We next sought to determine if these markers would also highlight spreading tumor cells by examining intraepithelial disease in the cases discussed above, as well as an additional 2 tumors for which no subepithelial mass was identified. p16 expression was detected in intraepithelial tumor cells in 24 of the 25 cases (96%), with only 1 case showing weak immunoreactivity. Intraepithelial p53 was present in 17 of 25 tumors (68%), but was weak in 3 cases. As was true in the subepithelial neoplasm, intraepithelial expression of both p16 and p53 was similar or identical in primary and recurrent lesions and not associated with differentiation. However, while the expression remained stable over time, it did occasionally vary between the intraepithelial and subepithelial sites. No p16 was detected in intraepithelial tumor cells in case No. 16, while moderate staining was seen in the subepithelial lesion. For p53, case No. 12 showed weak staining in the main tumor mass but no immunoreactivity in the intraepithelial disease, while the reverse was true in case No. 13. Scattered cases also showed changes from weak to moderate, or moderate to strong, between sites for both p16 and p53.
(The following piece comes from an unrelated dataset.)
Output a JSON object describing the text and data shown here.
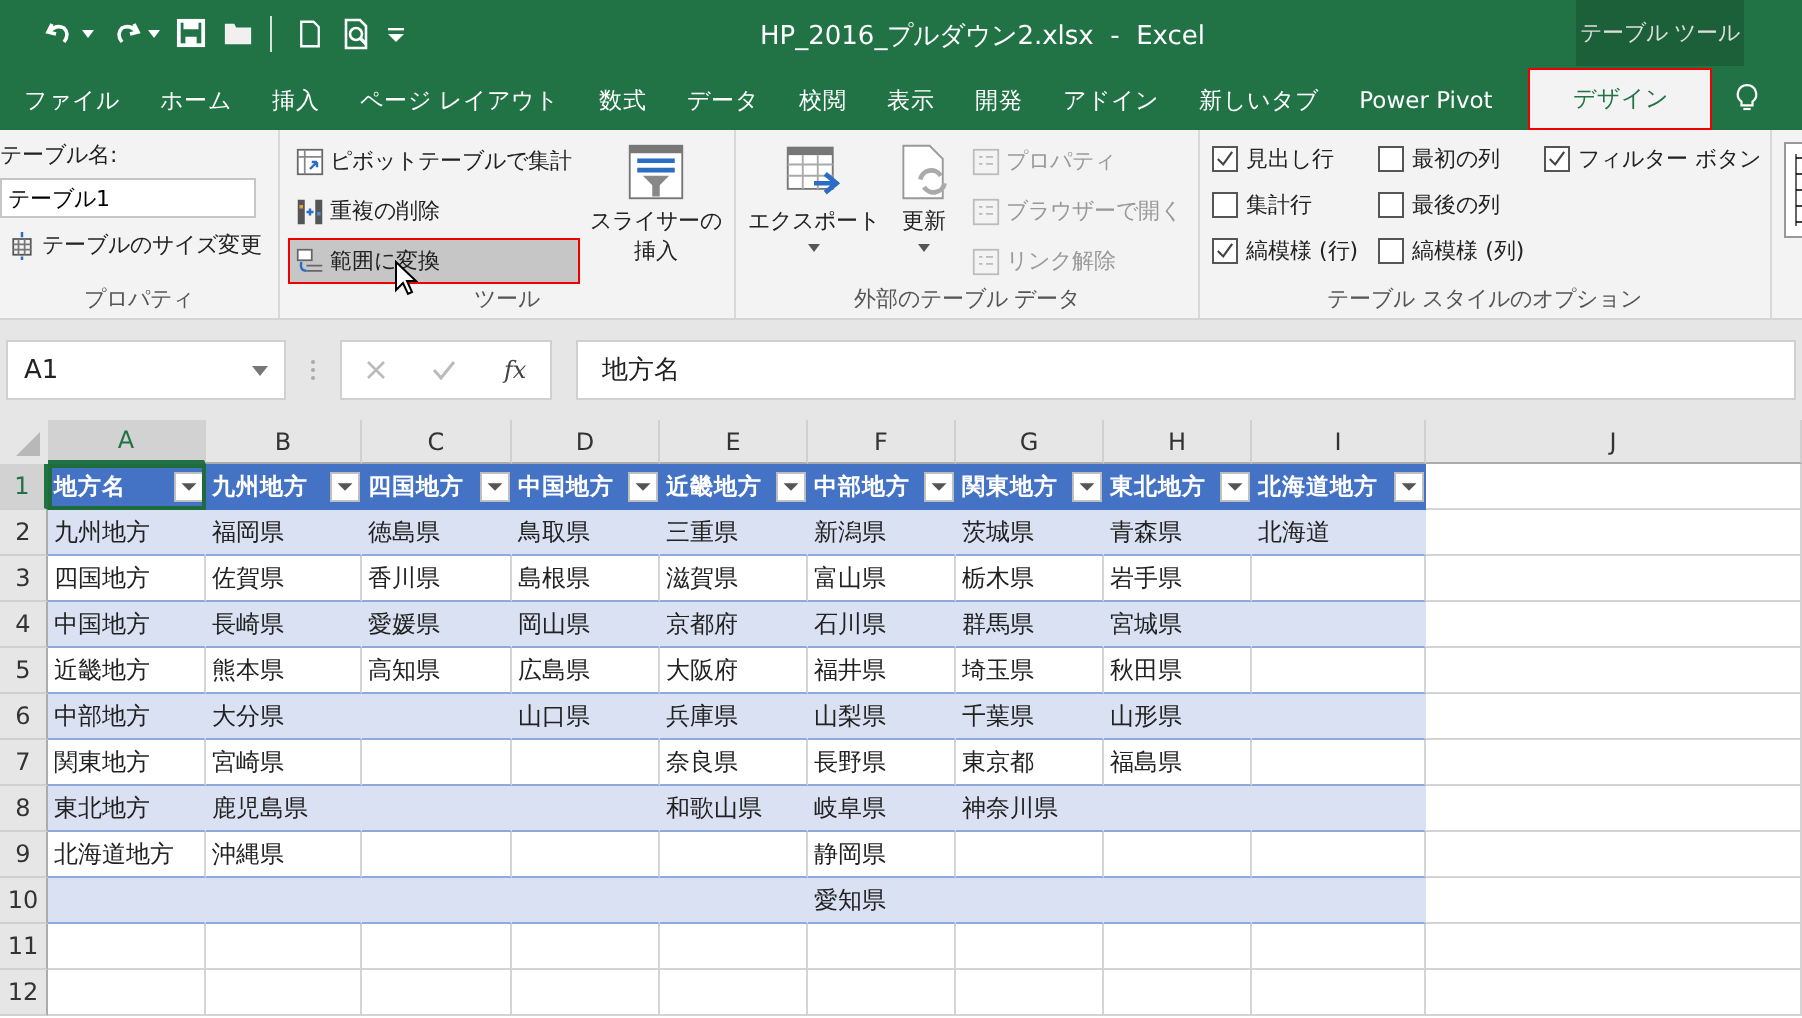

We additionally examined 3 consecutive cases of conjunctival intraepithelial neoplasia, including 1 which contained a focus of carcinoma in situ, as these can sometimes be difficult to distinguish from SC. In all 3 cases (100%), p53 and p16 showed strong immunoreactivity.
Discussion
We identified p16 and p53 as relatively robust markers of periocular SC, which can be used to facilitate the identification of tumor cells in the epithelium. While both were expressed in the majority of cases, approximately one quarter did not express p53 within intraepithelial tumor cells, and a single intraepithelial lesion was negative for p16. Our findings are largely concordant with prior publications, although earlier studies were smaller and did not specifically examine or report on intraepithelial tumor cells. With respect to p53, immunoreactivity has been reported in 8/15 SC cases (53%) [4], 17/17 cases (100%) [5], 22/42 cases (52%) [6], 4/10 cases (40%) [7] and 4/8 cases (50%) [8]. The combined incidence of p53 expression in these prior studies (55/92; 60%) is relatively similar to the 63% with moderate or strong immunoreactivity which we identified in the main tumor masses.
With respect to p16, Kim et al. [7] examined 43 cases of eyelid SC and found high expression of p16 in 34 cases (79%), with little expression in normal sebaceous glands. Another group reported overexpression of this protein in 10 of 14 cases (71%) and noted that this was higher than in other types of eyelid tumors [9]. In contrast, Liau et al. [10] found diffuse and strong p16 expression in only 1 of 24 periocular carcinoma cases (4%). They do not show an example of what they considered positive or negative p16 immunostaining, and it is unclear why the results of this group differ from ours and those listed above, although the fact that they score only nuclear protein may have played a role.
Several of these groups also addressed the potential cause of p53 and p16 expression in SC. Kiyosaki et al. [4] in Japan reported inactivating p53 mutations in 10 of 15 cases. A study in the United States found p53 mutations in 50% of 14 cases examined [11]. Although nuclear overexpression is not entirely specific to p53 mutations, intense nuclear immunoreactivity does correlate with signaling pathway dysregulation [12]. In carcinomas at other sites, p16 expression is often used as a surrogate marker of human papilloma virus (HPV) infection. However, no HPV was detected in SC in the two studies which sought to correlate it with p16 immunoreactivity [9,10].
Other malignancies or precancerous lesions in this region, such as conjunctival intraepithelial neoplasia, have also been shown to be immunoreacitive for these markers. Auw-Haedrich et al. [13] reported significantly increased expression of p16 and Ki67 in 100% of 12 cases of conjunctival intraepithelial neoplasia, without correlation to differentiation grade or HPV infection. Another group examined both p16 and p53 immunoreactivity in 13 consecutive patients with conjunctival squamous cell carcinoma and found that all were positive for both of these markers [14]. Finally, we examined p16 and p53 in 3 consecutive conjunctival dysplasia and carcinoma in situ cases, all of which showed strong nuclear reactivity for p53 and both strong nuclear and cytoplasmic reactivity for p16. These combined data suggest that neither p16 nor p53 can be used to distinguish SC from other conjunctival carcinomas.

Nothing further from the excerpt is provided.